A new paper from strategists at MFS has examined which kinds of shares tended to perform better in times of higher inflation, using the well-known Fama-French five-factor model (size, value, momentum, profitability and investment) as its basis.
“While sudden, unexpected spikes in inflation may be alarming, the real pain felt by investors comes from prolonged periods of high inflation,” the researchers said.
“In an effort to understand these impacts on different equity factors, we looked at … World War II and the decade of the 1940s, the end of Bretton Woods system in the 1970s and as a counterexample, the deflationary 1930s, which saw a dramatic drop in prices and output as a result of the Great Depression.”

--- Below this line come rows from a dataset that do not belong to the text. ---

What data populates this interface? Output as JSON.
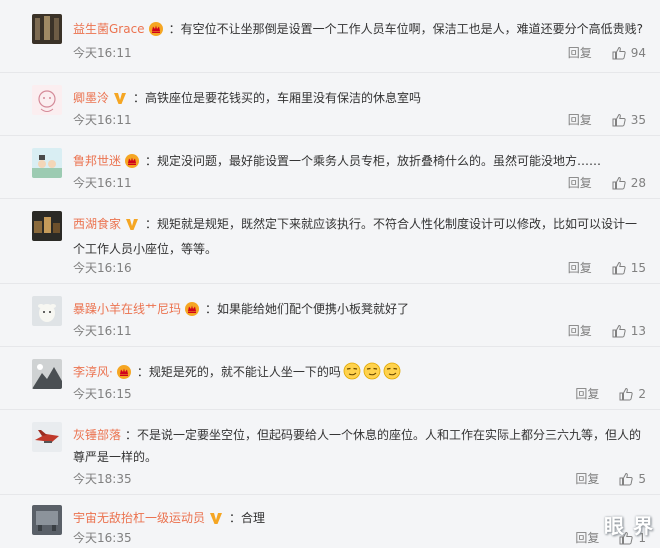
{
  "labels": {
    "reply": "回复"
  },
  "comments": [
    {
      "user": "益生菌Grace",
      "badge": "crown",
      "text": "有空位不让坐那倒是设置一个工作人员车位啊，保洁工也是人，难道还要分个高低贵贱?",
      "time": "今天16:11",
      "likes": "94"
    },
    {
      "user": "卿墨泠",
      "badge": "vip",
      "text": "高铁座位是要花钱买的，车厢里没有保洁的休息室吗",
      "time": "今天16:11",
      "likes": "35"
    },
    {
      "user": "鲁邦世迷",
      "badge": "crown",
      "text": "规定没问题，最好能设置一个乘务人员专柜，放折叠椅什么的。虽然可能没地方……",
      "time": "今天16:11",
      "likes": "28"
    },
    {
      "user": "西湖食家",
      "badge": "vip",
      "text": "规矩就是规矩，既然定下来就应该执行。不符合人性化制度设计可以修改，比如可以设计一个工作人员小座位，等等。",
      "time": "今天16:16",
      "likes": "15"
    },
    {
      "user": "暴躁小羊在线艹尼玛",
      "badge": "crown",
      "text": "如果能给她们配个便携小板凳就好了",
      "time": "今天16:11",
      "likes": "13"
    },
    {
      "user": "李淳风·",
      "badge": "crown",
      "text": "规矩是死的，就不能让人坐一下的吗",
      "time": "今天16:15",
      "likes": "2"
    },
    {
      "user": "灰锤部落",
      "badge": "",
      "text": "不是说一定要坐空位，但起码要给人一个休息的座位。人和工作在实际上都分三六九等，但人的尊严是一样的。",
      "time": "今天18:35",
      "likes": "5"
    },
    {
      "user": "宇宙无敌抬杠一级运动员",
      "badge": "vip",
      "text": "合理",
      "time": "今天16:35",
      "likes": "1"
    }
  ],
  "watermark": "眼 界"
}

MFS’s strategists said the results were “mixed” when it came to how the size of companies was related to inflation – small-caps outperformed in the inflationary environments of the 1940s and 1970s but enjoyed their strongest outperformance versus large-caps during the deflationary 1930s.

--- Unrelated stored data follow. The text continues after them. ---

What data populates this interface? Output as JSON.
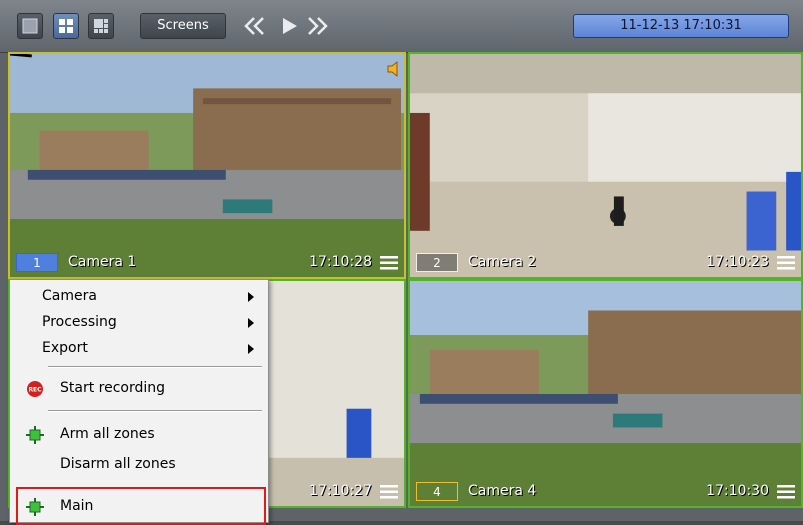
{
  "toolbar": {
    "layout_buttons": [
      "layout-1x1-icon",
      "layout-2x2-icon",
      "layout-1plus5-icon"
    ],
    "screens_label": "Screens",
    "nav_icons": [
      "rewind-icon",
      "play-icon",
      "fast-forward-icon"
    ],
    "datetime": "11-12-13  17:10:31"
  },
  "cameras": [
    {
      "number": "1",
      "name": "Camera 1",
      "time": "17:10:28"
    },
    {
      "number": "2",
      "name": "Camera 2",
      "time": "17:10:23"
    },
    {
      "number": "",
      "name": "",
      "time": "17:10:27"
    },
    {
      "number": "4",
      "name": "Camera 4",
      "time": "17:10:30"
    }
  ],
  "context_menu": {
    "items": [
      {
        "label": "Camera",
        "submenu": true
      },
      {
        "label": "Processing",
        "submenu": true
      },
      {
        "label": "Export",
        "submenu": true
      },
      {
        "label": "Start recording",
        "icon": "rec-icon"
      },
      {
        "label": "Arm all zones",
        "icon": "zone-armed-icon"
      },
      {
        "label": "Disarm all zones"
      },
      {
        "label": "Main",
        "icon": "zone-armed-icon"
      }
    ],
    "rec_icon_text": "REC"
  },
  "colors": {
    "active_cell_border": "#c7c02a",
    "cell_border": "#55b32a",
    "highlight_border": "#e01a1a",
    "datetime_bg": "#6d90dc"
  }
}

When it came to value, cheap shares outperformed expensive stocks in both the 1940s and the 1970s. “The value premium experienced relatively weak performance during the 1930s deflationary period, further supporting the thesis that value may outperform during inflationary periods,” MFS said.
Momentum - buying strong performers and selling weak performers – worked “very well” in the inflation of the 1940s and 1970s, while performed “terribly” during the 1930s. The strategists said momentum investing appears to be attractive during periods when inflation is rising, but “periodically suffers severe crashes” when deflation kicks in.
The data was incomplete for the final two factors, only covering the inflationary 1970s. Then, the profitability factor made “fairly flat” returns but the investment factor - which looked at how aggressively companies invested in their growth - performed strongly over this period.
“Overall, these findings suggest that value and momentum seem to be the factors with the strongest performance during periods of inflation,” MFS said.
Of course, there was more to it than simply considering if inflation was high or low. Other drivers on investment returns included starting real interest rates, economic growth and starting levels of valuation. When MFS factored this into the analysis, the following results arose:
The strategists concluded: “Small-caps and value tend to do best with high economic growth in addition to higher inflation. These factors generally represent riskier companies, which may have less perceived risk during periods of strong growth.
“Profitability, on the other hand, represents higher-quality companies which have experienced larger outperformance in recessionary environments. These companies have more cushion to withstand low-growth periods and should see a smaller percentage of their earnings wiped out during these times.
“When real interest rates rise, companies whose expected cash flows are further off in the future tend to be hurt the most. Hence small-caps and growth are weak performers. Conversely, value and profitability, the expected cash flows of which are likely to occur in the immediate future, typically do well when real interest rates rise.”